E i risultati malati si possono vedere ovunque. Vietare la libertà di stampa, vendere armi a nazioni che muoveranno guerra a civili inermi, favorire speculazioni che porteranno al lastrico intere famiglie: è tutto permesso, basta averne le possibilità. È ora di uscire dalla schizofrenia contemporanea, evitare di continuare un incubo che da tempo attanaglia la comunità globale. E il primo passo è rendersi conto di quanto questo agire si basi su presupposti senza senso, senza fondamento, che si contraddicono. Accorgersi come affermare che la verità non esiste sia assurdo: che o la frase “la verità non esiste” ha valore veritativo (afferma cioè qualcosa che si ritiene fondato) e dunque si autonega, poiché pone una verità, oppure sia solo un’emissione di suoni fonetici senza senso. Accorgersi che ognuno ha sì la sua opinione, ma non tutte hanno lo stesso valore. Che ogni comunità vive in un contesto di relazioni sociali, politiche, economiche ecc. e che, di fronte a tali relazioni, non tutte le scelte hanno la stessa validità. Che alcune sono sensate, altre dannose e da evitare.  Accorgersi che il vero dialogo non è mai tentare il compromesso, ma capire cosa sia giusto fare, data una certa situazione. Confrontare le posizioni differenti e comprendere assieme quale sia la migliore, ottenendo così una comunione di intenti valida e sicura, in quanto fondata su ciò che, nei limiti della conoscenza umana, sembra tendere al vero. Accorgersi, da ultimo, che il dialogo non basta nominarlo perché si verifichi. Che la discussione richiede fatica e impegno. Non basta dire le proprie opinioni e, appena l’altro afferma qualcosa di contrario alle nostre idee, affermare che ogni scelta si equivale o che adesso non è momento per discutere, pur di non mettere in dubbio le proprie credenze. Bisogna allenarsi ad aprirsi realmente all’altro, a considerare cosa egli dice e se le sue asserzioni siano più sensate, logiche delle mie, per poter capire se perseguire la mia strada o per coglierne una che si è rivelata migliore.

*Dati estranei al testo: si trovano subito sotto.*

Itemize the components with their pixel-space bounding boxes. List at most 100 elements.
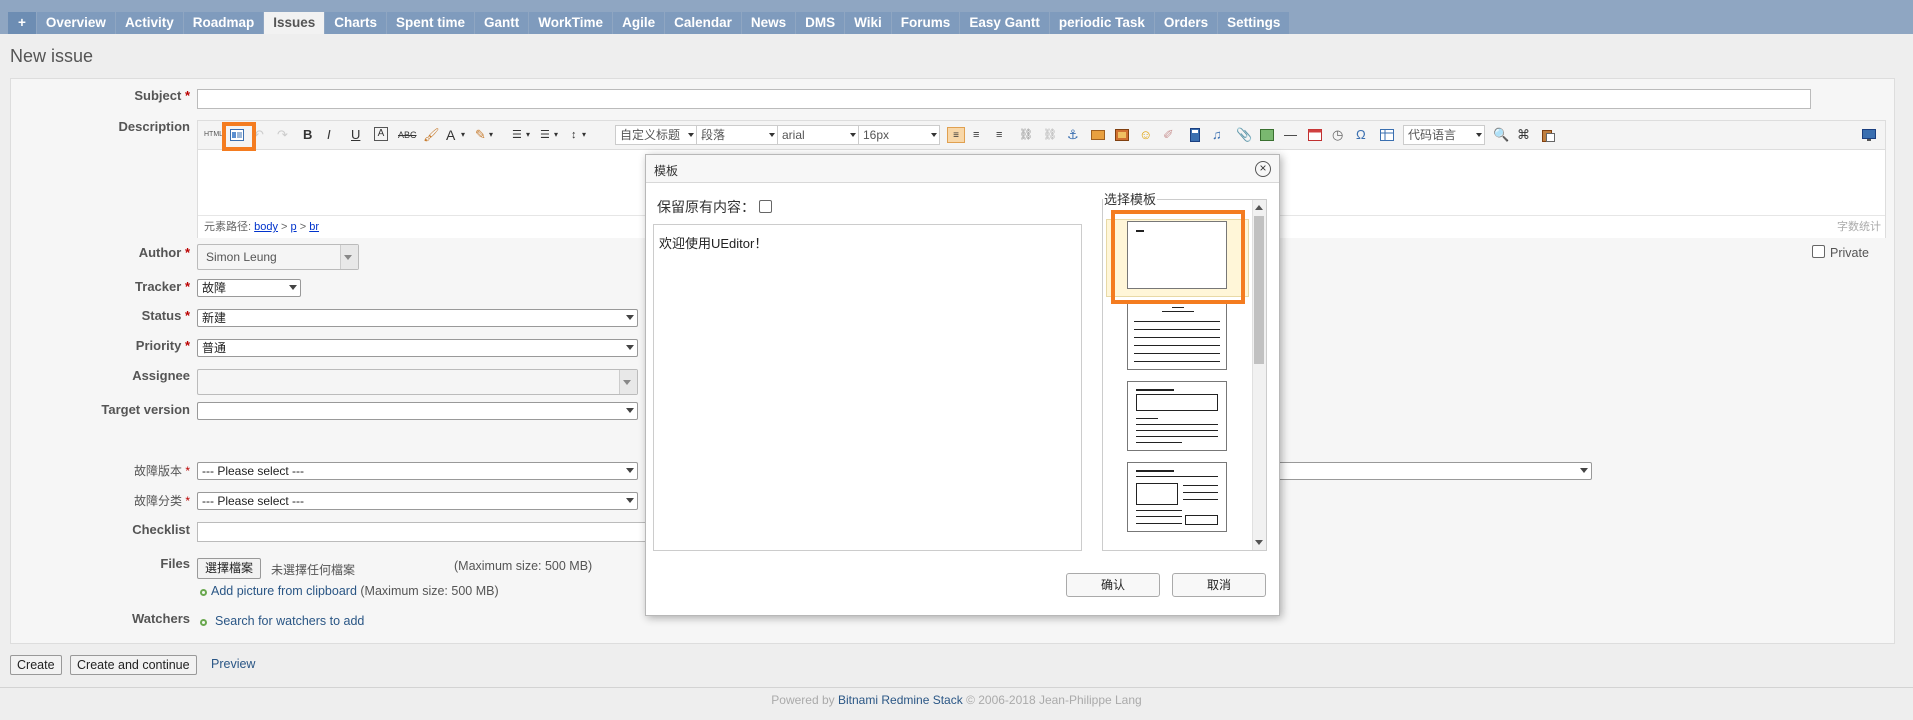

Aprire gli occhi e cambiare direzione non è facile, richiede numerosi tentativi e la fatica necessaria a cambiare se stessi e aiutare gli altri a farlo. Ma non è impossibile. Che ciò che disse Mazzini sia un augurio per il futuro: “S’approssimano tempi tristi. Camminiamo sotto l’uragano, ma al di là sta il sole che brilla eternamente.”